Center for Computational Biology

Montana State University

We present a novel analytical approach for studying neural encoding. As a first step we model a neural sensory system as a communication channel. Using the method of typical sequence in this context, we show that a coding scheme is an almost bijective relation between equivalence classes of stimulus/response pairs. The analysis allows a quantitative determination of the type of information encoded in neural activity patterns and, at the same time, identifying the code with which that information is represented. Due to the high dimensionality of the sets involved, such a relation is extremely difficult to quantify. To circumvent this problem, and to use whatever limited data set is available most efficiently, we quantize the neural responses to a reproduction set of a small finite size. We optimize the quantization to minimize an information-based distortion function. This method allows us to study coarse but highly informative models of a coding scheme, and then to refine them automatically when more data becomes available.
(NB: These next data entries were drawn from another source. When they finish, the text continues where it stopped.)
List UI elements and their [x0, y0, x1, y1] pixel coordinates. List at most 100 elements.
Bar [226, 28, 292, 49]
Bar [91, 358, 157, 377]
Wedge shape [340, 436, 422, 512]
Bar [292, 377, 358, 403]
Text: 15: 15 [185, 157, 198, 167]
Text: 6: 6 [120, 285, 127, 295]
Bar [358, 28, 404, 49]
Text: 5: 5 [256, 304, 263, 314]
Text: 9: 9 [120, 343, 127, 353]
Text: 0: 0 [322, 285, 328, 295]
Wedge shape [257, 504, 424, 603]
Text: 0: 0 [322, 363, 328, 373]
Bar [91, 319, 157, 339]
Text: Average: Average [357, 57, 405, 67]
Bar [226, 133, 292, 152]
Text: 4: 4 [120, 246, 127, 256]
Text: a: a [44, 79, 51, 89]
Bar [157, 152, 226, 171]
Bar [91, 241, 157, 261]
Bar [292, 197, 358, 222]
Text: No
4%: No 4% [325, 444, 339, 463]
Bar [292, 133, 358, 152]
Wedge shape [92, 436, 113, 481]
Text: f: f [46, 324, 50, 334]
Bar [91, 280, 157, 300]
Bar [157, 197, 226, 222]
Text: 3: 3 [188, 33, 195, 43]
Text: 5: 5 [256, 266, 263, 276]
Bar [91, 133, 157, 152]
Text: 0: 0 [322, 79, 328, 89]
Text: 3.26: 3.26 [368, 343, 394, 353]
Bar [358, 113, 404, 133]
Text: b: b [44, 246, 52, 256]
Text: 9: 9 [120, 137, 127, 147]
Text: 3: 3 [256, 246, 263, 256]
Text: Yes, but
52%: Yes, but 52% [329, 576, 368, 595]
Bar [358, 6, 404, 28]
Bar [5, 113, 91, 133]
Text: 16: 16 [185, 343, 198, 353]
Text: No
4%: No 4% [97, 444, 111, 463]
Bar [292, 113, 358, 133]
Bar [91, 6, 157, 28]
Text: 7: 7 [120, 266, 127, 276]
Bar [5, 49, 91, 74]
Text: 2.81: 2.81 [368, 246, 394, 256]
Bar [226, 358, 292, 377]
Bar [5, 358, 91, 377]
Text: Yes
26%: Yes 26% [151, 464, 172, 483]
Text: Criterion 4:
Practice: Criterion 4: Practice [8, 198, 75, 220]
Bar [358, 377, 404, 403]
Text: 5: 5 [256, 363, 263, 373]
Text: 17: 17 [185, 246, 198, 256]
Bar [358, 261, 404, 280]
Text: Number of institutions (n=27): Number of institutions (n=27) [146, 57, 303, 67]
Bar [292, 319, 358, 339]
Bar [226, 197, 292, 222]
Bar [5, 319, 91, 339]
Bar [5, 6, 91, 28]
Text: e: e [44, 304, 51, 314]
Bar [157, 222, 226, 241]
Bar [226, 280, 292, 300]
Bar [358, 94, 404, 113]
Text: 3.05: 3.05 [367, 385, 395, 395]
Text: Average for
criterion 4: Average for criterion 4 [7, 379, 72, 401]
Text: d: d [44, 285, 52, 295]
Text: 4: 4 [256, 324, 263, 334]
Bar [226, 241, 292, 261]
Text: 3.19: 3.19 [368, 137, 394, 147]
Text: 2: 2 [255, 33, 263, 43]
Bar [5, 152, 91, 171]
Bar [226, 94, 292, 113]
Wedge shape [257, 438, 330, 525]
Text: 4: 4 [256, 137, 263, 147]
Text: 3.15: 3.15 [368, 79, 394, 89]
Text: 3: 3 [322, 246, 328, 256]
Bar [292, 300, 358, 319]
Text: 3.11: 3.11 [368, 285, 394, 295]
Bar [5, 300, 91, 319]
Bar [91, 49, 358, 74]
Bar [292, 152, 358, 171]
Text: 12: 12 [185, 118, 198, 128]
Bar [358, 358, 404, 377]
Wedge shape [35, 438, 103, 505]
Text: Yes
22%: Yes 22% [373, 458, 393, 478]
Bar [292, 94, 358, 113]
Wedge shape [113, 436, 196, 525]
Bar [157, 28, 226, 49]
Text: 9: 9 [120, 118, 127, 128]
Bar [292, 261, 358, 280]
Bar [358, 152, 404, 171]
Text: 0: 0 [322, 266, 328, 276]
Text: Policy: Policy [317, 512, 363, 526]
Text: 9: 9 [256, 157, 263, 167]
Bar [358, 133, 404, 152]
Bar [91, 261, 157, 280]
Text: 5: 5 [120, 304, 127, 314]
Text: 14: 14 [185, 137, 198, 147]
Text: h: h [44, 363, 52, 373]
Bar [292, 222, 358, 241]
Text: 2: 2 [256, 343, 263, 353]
We apply this method to the analysis of coding in the cricket cercal sensory system. To cope with the high dimensional stimulus space, we use model and minimize an upper bound of the information distortion. We compare the results to the linear stimulus reconstruction approach. For a single neuron, a reproduction with two classes completely recovers the stimulus reconstruction results. A 3-class reproduction uncovered additional structure not present in the stimulus reconstruction results. Further structure was found in the class-conditioned covariance matrix.